A Semiquantitative Framework for Gene Regulatory Networks: Increasing the Time and Quantitative Resolution of Boolean Networks

Boolean models have been instrumental in predicting general features of gene networks and more recently also as explorative tools in specific biological applications. In this study we introduce a basic quantitative and a limited time resolution to a discrete (Boolean) framework. Quantitative resolution is improved through the employ of normalized variables in unison with an additive approach. Increased time resolution stems from the introduction of two distinct priority classes. Through the implementation of a previously published chondrocyte network and T helper cell network, we show that this addition of quantitative and time resolution broadens the scope of biological behaviour that can be captured by the models. Specifically, the quantitative resolution readily allows models to discern qualitative differences in dosage response to growth factors.

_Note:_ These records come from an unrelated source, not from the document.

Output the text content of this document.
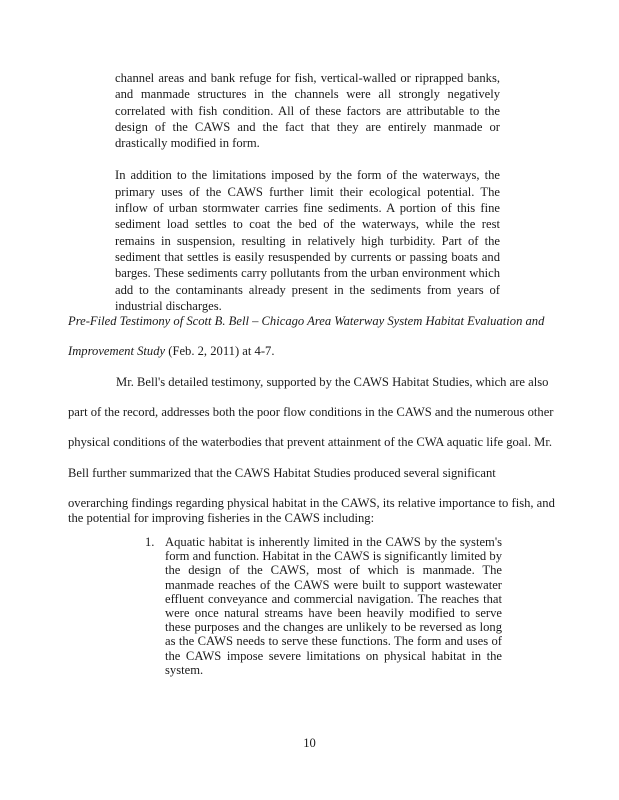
channel areas and bank refuge for fish, vertical-walled or riprapped banks, and manmade structures in the channels were all strongly negatively correlated with fish condition. All of these factors are attributable to the design of the CAWS and the fact that they are entirely manmade or drastically modified in form.

In addition to the limitations imposed by the form of the waterways, the primary uses of the CAWS further limit their ecological potential. The inflow of urban stormwater carries fine sediments. A portion of this fine sediment load settles to coat the bed of the waterways, while the rest remains in suspension, resulting in relatively high turbidity. Part of the sediment that settles is easily resuspended by currents or passing boats and barges. These sediments carry pollutants from the urban environment which add to the contaminants already present in the sediments from years of industrial discharges.

Pre-Filed Testimony of Scott B. Bell – Chicago Area Waterway System Habitat Evaluation and
Improvement Study (Feb. 2, 2011) at 4-7.
Mr. Bell's detailed testimony, supported by the CAWS Habitat Studies, which are also
part of the record, addresses both the poor flow conditions in the CAWS and the numerous other
physical conditions of the waterbodies that prevent attainment of the CWA aquatic life goal. Mr.
Bell further summarized that the CAWS Habitat Studies produced several significant
overarching findings regarding physical habitat in the CAWS, its relative importance to fish, and
the potential for improving fisheries in the CAWS including:
1. Aquatic habitat is inherently limited in the CAWS by the system's form and function. Habitat in the CAWS is significantly limited by the design of the CAWS, most of which is manmade. The manmade reaches of the CAWS were built to support wastewater effluent conveyance and commercial navigation. The reaches that were once natural streams have been heavily modified to serve these purposes and the changes are unlikely to be reversed as long as the CAWS needs to serve these functions. The form and uses of the CAWS impose severe limitations on physical habitat in the system.
10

The limited time resolution, in turn, can influence the reachability of attractors, delineating the likely long term system behaviour. Importantly, the information required for implementation of these features, such as the nature of an interaction, is typically obtainable from the literature. Nonetheless, a trade-off is always present between additional computational cost of this approach and the likelihood of extending the model's scope. Indeed, in some cases the inclusion of these features does not yield additional insight. This framework, incorporating increased and readily available time and semi-quantitative resolution, can help in substantiating the litmus test of dynamics for gene networks, firstly by excluding unlikely dynamics and secondly by refining falsifiable predictions on qualitative behaviour.